The turnaround is encapsulated in the performance of U.S. financial stocks. They soared 30 percent in Q4, much of that following the U.S. election on Nov. 8 in the hope that new president Donald Trump would slash taxes and bank regulation.
The steepening yield curve - a widening gap between longer term and shorter term yields - helped boost them too. But the curve has since flattened on growing doubts about the Federal Reserve’s ability to embark on a sustained path of rate hikes. U.S. financials are ending the quarter flat.

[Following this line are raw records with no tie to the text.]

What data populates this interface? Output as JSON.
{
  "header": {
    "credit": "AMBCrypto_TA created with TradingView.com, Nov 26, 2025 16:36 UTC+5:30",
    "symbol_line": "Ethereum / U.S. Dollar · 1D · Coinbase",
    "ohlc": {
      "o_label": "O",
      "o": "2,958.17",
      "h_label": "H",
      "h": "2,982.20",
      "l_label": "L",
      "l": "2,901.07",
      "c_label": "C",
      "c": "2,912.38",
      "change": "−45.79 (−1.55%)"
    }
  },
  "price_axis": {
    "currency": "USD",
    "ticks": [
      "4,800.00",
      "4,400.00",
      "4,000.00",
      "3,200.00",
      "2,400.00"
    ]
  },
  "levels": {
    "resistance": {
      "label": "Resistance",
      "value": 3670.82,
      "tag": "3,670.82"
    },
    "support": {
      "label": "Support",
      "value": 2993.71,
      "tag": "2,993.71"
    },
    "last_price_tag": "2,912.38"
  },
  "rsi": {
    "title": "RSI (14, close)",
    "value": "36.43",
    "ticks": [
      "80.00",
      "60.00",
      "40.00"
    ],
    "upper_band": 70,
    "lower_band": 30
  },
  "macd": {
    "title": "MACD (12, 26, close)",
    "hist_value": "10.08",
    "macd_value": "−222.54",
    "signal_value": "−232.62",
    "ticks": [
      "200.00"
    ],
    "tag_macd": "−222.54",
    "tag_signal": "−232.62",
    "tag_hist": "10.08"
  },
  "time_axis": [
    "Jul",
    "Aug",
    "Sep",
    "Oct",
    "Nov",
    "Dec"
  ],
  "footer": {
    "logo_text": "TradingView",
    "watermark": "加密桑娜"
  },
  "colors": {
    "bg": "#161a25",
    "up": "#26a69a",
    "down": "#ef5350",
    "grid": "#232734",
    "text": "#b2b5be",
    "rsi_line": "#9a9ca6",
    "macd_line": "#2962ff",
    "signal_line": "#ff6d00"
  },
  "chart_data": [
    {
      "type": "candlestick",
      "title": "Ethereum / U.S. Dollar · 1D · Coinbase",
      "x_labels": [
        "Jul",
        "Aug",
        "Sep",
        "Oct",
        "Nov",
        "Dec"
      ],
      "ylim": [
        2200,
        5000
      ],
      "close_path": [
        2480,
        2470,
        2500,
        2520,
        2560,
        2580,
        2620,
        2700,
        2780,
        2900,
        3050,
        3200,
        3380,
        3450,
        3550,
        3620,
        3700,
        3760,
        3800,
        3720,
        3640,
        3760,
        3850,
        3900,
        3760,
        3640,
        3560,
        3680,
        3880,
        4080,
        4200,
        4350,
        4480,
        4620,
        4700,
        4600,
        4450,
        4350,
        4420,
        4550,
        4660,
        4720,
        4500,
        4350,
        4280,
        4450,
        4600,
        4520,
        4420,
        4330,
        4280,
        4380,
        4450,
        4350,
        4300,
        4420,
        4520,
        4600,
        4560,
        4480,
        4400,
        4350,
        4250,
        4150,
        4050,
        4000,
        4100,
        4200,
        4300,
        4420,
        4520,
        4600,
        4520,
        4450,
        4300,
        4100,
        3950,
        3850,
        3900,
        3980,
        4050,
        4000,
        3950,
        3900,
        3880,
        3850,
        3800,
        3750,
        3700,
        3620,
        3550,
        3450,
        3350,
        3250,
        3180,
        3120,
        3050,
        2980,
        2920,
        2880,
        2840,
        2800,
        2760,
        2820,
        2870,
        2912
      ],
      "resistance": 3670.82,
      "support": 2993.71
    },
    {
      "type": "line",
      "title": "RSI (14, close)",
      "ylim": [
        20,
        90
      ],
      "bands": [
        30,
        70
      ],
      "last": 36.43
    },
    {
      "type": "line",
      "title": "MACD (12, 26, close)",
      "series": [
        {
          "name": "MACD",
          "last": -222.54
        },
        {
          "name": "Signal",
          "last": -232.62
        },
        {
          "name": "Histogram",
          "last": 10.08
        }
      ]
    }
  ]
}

Global Assets in 2017 reut.rs/2ne9sjH
World FX rates in 2017 tmsnrt.rs/2egbfVh
EM stocks in 2017 tmsnrt.rs/2hn5N02
EM currencies in 2017 tmsnrt.rs/2hniYya
What’s more, asset correlations have started to break down, most notably in the dollar’s inverse relationship with commodities. Normally, a rising dollar means lower commodity prices, and vice versa. But both have fallen in recent weeks.
Analysts are now wondering if the “Trumpflation” trade has come to a premature end. U.S. stocks are the most overvalued in 17 years, according to Bank of America Merrill Lynch fund manager survey.
Or is this just a pause before the next leg higher?
“Perceived delays to U.S. tax reform and fiscal stimulus have led to underperformance of ‘Trump’ trades and have generated a short-term top in yields and equity prices,” Citi strategists and economists said in a note to clients on Monday.
“We can see this extending .. (but) we doubt this is an end of cycle moment, since monetary policy remains supportive. Hence we would be inclined to buy a dip in risk assets and sell a further rally in fixed income if this transpires,” they added.
Mirroring what appears to be the broad consensus, Citi remains overweight in equities and cash, underweight in government bonds and neutral in credit and commodities.